The Economic Impact of Drug Use
Many readers will have noticed that, practically everywhere you go, you see “Help Wanted” signs. I’m in my seventies, and at no point have I seen as many as I see now. What’s behind this?
One big answer is tanking labor force participation: More and more people of working age are simply opting not to get a job. This is a curious phenomenon. Although my family was well off, when I reached working age, not getting a job was never even considered an option. The economic analysts at Axios, which has a generally liberal bent, provide one answer about what’s different now. I quote part of its newsletter below.
Driving the news:: Between 9% and 26% of the decline in workforce participation between February 2020 and January 2022, among people aged 25 to 34, is probably due to a rise in dependency on substances like opioids and methamphetamines. That’s according to findings in a paper released this week by the National Bureau of Economic Research.

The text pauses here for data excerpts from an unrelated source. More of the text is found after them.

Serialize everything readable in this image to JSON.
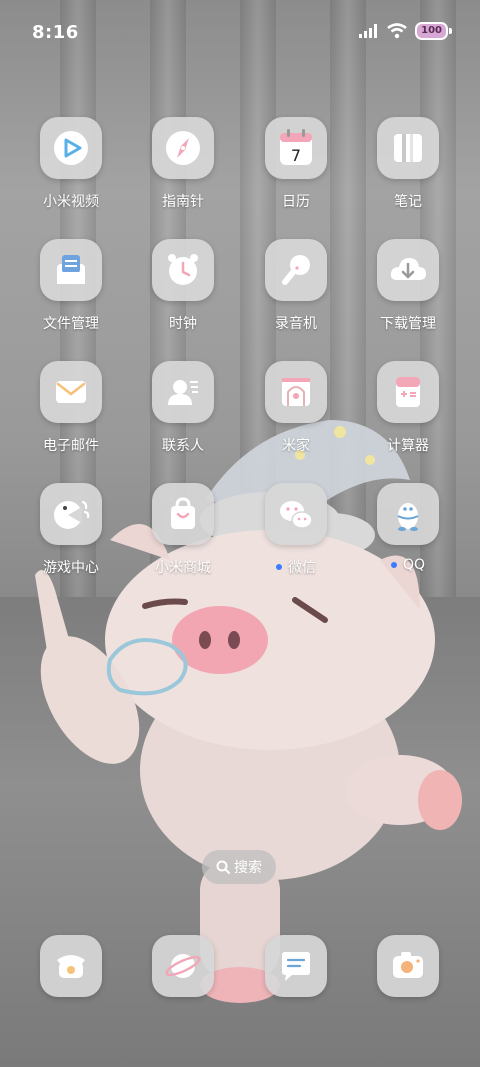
{
  "status_bar": {
    "time": "8:16",
    "battery": "100"
  },
  "apps": [
    {
      "label": "小米视频",
      "icon": "video-play-icon",
      "dot": false
    },
    {
      "label": "指南针",
      "icon": "compass-icon",
      "dot": false
    },
    {
      "label": "日历",
      "icon": "calendar-icon",
      "day": "7",
      "dot": false
    },
    {
      "label": "笔记",
      "icon": "notes-icon",
      "dot": false
    },
    {
      "label": "文件管理",
      "icon": "file-manager-icon",
      "dot": false
    },
    {
      "label": "时钟",
      "icon": "alarm-clock-icon",
      "dot": false
    },
    {
      "label": "录音机",
      "icon": "microphone-icon",
      "dot": false
    },
    {
      "label": "下载管理",
      "icon": "cloud-download-icon",
      "dot": false
    },
    {
      "label": "电子邮件",
      "icon": "mail-icon",
      "dot": false
    },
    {
      "label": "联系人",
      "icon": "contacts-icon",
      "dot": false
    },
    {
      "label": "米家",
      "icon": "mijia-home-icon",
      "dot": false
    },
    {
      "label": "计算器",
      "icon": "calculator-icon",
      "dot": false
    },
    {
      "label": "游戏中心",
      "icon": "game-center-icon",
      "dot": false
    },
    {
      "label": "小米商城",
      "icon": "shopping-bag-icon",
      "dot": false
    },
    {
      "label": "微信",
      "icon": "wechat-icon",
      "dot": true
    },
    {
      "label": "QQ",
      "icon": "qq-penguin-icon",
      "dot": true
    }
  ],
  "search": {
    "label": "搜索"
  },
  "dock": [
    {
      "icon": "phone-icon"
    },
    {
      "icon": "browser-planet-icon"
    },
    {
      "icon": "messages-icon"
    },
    {
      "icon": "camera-icon"
    }
  ],
  "colors": {
    "icon_bg": "#d7d7d7",
    "accent_pink": "#f2a6b8",
    "notification_dot": "#3d7bff"
  }
}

In recent months, labor force participation increased — it’s now a half-percentage point lower than pre-pandemic. And 18% to 52% of that remaining shortfall could be from those struggling with substance abuse, says Karen Kopecky, an economist at the Atlanta Fed and co-author of the paper.

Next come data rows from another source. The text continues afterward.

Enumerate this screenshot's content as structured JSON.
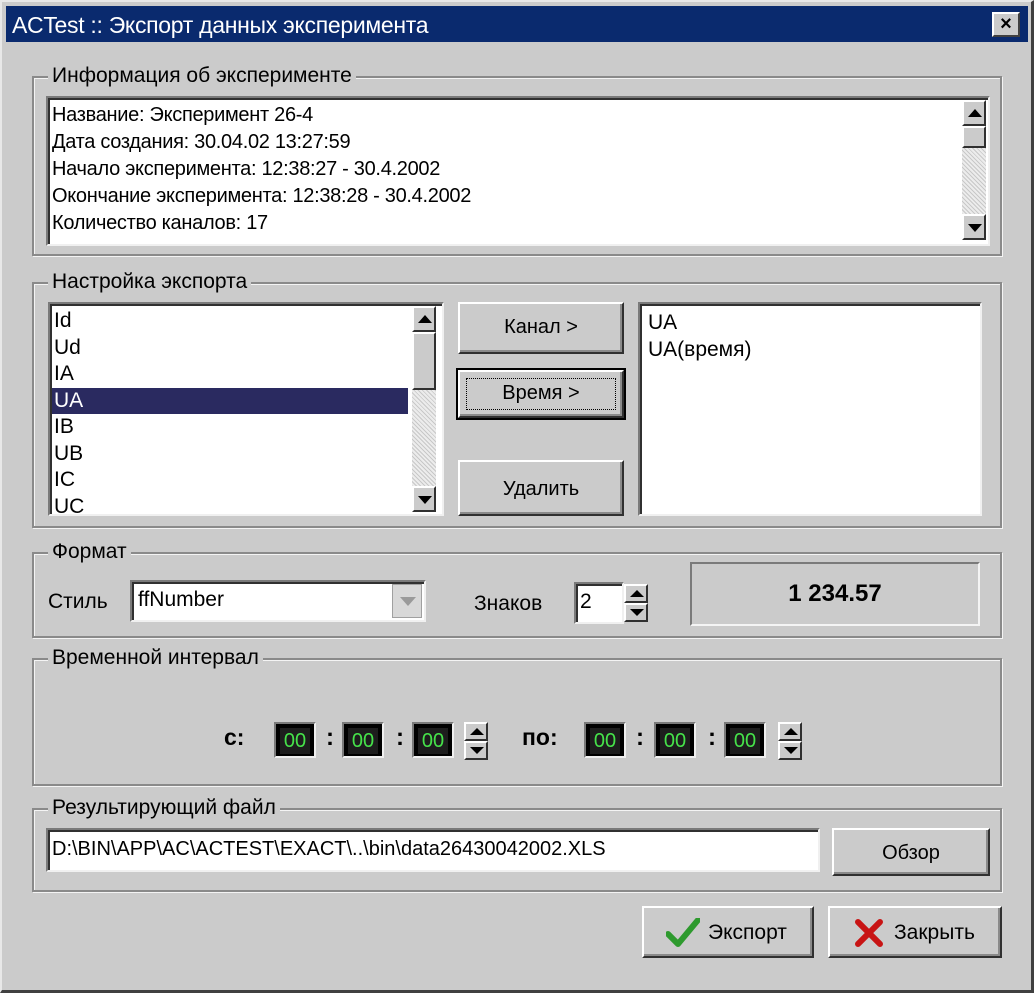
{
  "window": {
    "title": "ACTest :: Экспорт данных эксперимента",
    "close_symbol": "×"
  },
  "info": {
    "legend": "Информация об эксперименте",
    "lines": [
      "Название: Эксперимент 26-4",
      "Дата создания: 30.04.02 13:27:59",
      "Начало эксперимента: 12:38:27 - 30.4.2002",
      "Окончание эксперимента: 12:38:28 - 30.4.2002",
      "Количество каналов: 17"
    ]
  },
  "export_settings": {
    "legend": "Настройка экспорта",
    "channels": [
      "Id",
      "Ud",
      "IA",
      "UA",
      "IB",
      "UB",
      "IC",
      "UC"
    ],
    "selected_channel": "UA",
    "channel_button": "Канал >",
    "time_button": "Время >",
    "delete_button": "Удалить",
    "export_list": [
      "UA",
      "UA(время)"
    ]
  },
  "format": {
    "legend": "Формат",
    "style_label": "Стиль",
    "style_value": "ffNumber",
    "digits_label": "Знаков",
    "digits_value": "2",
    "preview": "1 234.57"
  },
  "interval": {
    "legend": "Временной интервал",
    "from_label": "с:",
    "to_label": "по:",
    "from": [
      "00",
      "00",
      "00"
    ],
    "to": [
      "00",
      "00",
      "00"
    ]
  },
  "result_file": {
    "legend": "Результирующий файл",
    "path": "D:\\BIN\\APP\\AC\\ACTEST\\EXACT\\..\\bin\\data26430042002.XLS",
    "browse_button": "Обзор"
  },
  "footer": {
    "export_button": "Экспорт",
    "close_button": "Закрыть"
  },
  "colors": {
    "titlebar": "#0a2a6e",
    "face": "#cbcbcb",
    "selection": "#2a2a60",
    "time_digits": "#46e24a",
    "check_icon": "#2e9a2e",
    "close_icon": "#c81414"
  }
}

Specific data on how many more people turned to these substances during the pandemic is not yet available. So, to arrive at this conclusion, the researchers backed into it.
They had a rough sense of how substance abuse pushes down workforce participation: Prior research shows that opioid users’ labor force participation rate is 13 percentage points lower than the rate for nonusers, and for methamphetamine users, it’s 16 points lower, they noted.
And, the researchers found 17,522 more deaths in the U.S. attributable to opioid and meth use than were expected between April 2020 and June 2021.
Those numbers likely reflect an increase in abuse of these drugs, Kopecky says. (Some could be due to a decline in available medical care or a shift in opioid consumption toward more deadly fentanyl.)
Using the additional death numbers, the study estimates that the number of substance abusers increased by about 2.8 million during the time period.
The increase in drug abuse is related to a broader problem: The mental and physical health issues also driving the labor shortage, as Axios’ Felix Salmon wrote about last year.
Long COVID could be keeping 1.6 million out of the labor market as well, according to one recent estimate.
Flashback: A surge in opioid abuse dating back to the early 2000s was already keeping an increasing number of prime-age workers out of the labor force. The pandemic worsened the situation.
**********************************
CJLF takes no position on the legalization of marijuana. But hard drugs are a different matter, and the economic data show that the damage they cause spreads far beyond “merely” the tens of thousands of overdose deaths.
The ‘War On Drugs’ is a disaster. It’s only function is to maintain the profit margins on illegal drugs. This War has been going on for as long as I remember and the only ‘benefit’ has been to increase the number of people employed by law enforcement. I agree that people shouldn’t use hard drugs, but whether they use them or not is none of the government’s business.
Has the profit margin on illegal marijuana in California decreased since legal sales have been allowed? I don’t think so.